Interpretive Summary: Wheat is a leading cereal and is responsible for a large share of the nutrition and calories for humans globally. As a largely self-pollinating, inbreeding genus, wheat improvement is highly dependent on homologous recombination; consequently, a better understanding of CO formation could enhance the effectiveness of wheat breeding and advance our understanding of wheat genetics. The present study provides greater resolution of the recombination breakpoint interval of the 5DS-5BS translocation present in Langdon 1-674 and its derived soft-kernel durum lines as an example of ph1b-mediated chiasmata formation and crossing over and examines the translocation breakpoint of additional independent homoeologous recombination events among sister lines arising from the original cross. In addition, it further investigates the genomic arrangement and kernel structural morphology of soft-textured durum lines with varying SKCS HI values in order to identify possible chromosome rearrangements or endosperm characteristics as the basis of the observed phenotypic variation. In the present study, 19 genotypes were analyzed including the hard texture durum varieties Svevo, Alzada, Havasu, Kyle, Strongfield, Creso, and Langdon, and 12 soft textured durum wheat lines derived from four different soft-textured Langdon 5DS–5BS translocation lines. Analysis of four independent 5DS-5BS soft durum translocation lines identified a conserved recombination site located within a predicted gene and limited to a 39 bp conserved region. A KASP marker was developed to accurately and rapidly identify the 5DS-5BS translocation associated with the soft kernel trait. Finally, soft durum lines with varying kernel hardness values were analyzed through GISH and SEM revealing that neither additional D-genome translocations nor obvious endosperm morphology differences are likely responsible for the observed variation in kernel texture. To the best of our knowledge, this is the first study in wheat to describe a translocation breakpoint at the DNA sequence level. Results of this study improve the overall understanding of CO formation in wheat, but also shed greater light on the morphology of soft durum endosperm and on factors affecting variation in kernel hardness observed in this “novel” durum wheat type.

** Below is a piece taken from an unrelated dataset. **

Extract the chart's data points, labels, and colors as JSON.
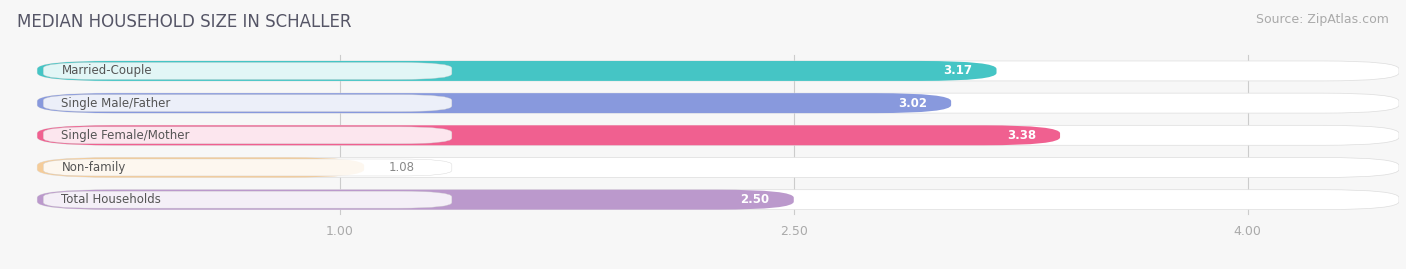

Technical Abstract: Genetic recombination is the major mechanism and basis of genetic diversity and crop improvement. Recombination typically occurs between homologous chromosomes. In wheat, however, it can also occur between homoeologous chromosomes if a functional Ph1 (Pairing homeologous-1) locus is absent (ph1b). Recently, the genes for soft kernel trait on the distal 5DS chromosome of common wheat were transferred into chromosome 5BS of durum wheat through ph1b-mediated recombination. Several independend 5DS-5BS recombination lines carrying the 5DS translocation were obtained. However, the specific size of the translocation and region where the translocation breakpoint occurred was not determined for any of the lines. In the present study, four independent 5DS-5BS recombination lines were investigated and the translocation breakpoints were fine-mapped and sequenced. All the analyzed lines lost a 5BS fragment of ~20,742,245 bp and gained a 5DS fragment of ~28,163,252 bp. The recombination breakpoint in each line was located within a predicted gene in a conserved 39 bp region, suggesting the presence of a recombination hotspot. The information obtained was then used to develop a KASP marker diagnostic for the 5DS-5BS translocation. Finally, a subset of the soft durum wheat lines exhibiting varying degrees of kernel hardness was analyzed through genomic in situ hybridization (GISH) and scanning electron microscopy (SEM). From both the GISH and SEM analyses no major differences were detected among the lines, indicating that factors other than ph1b-mediated recombination or endosperm morphology were responsible for the variation in kernel hardness.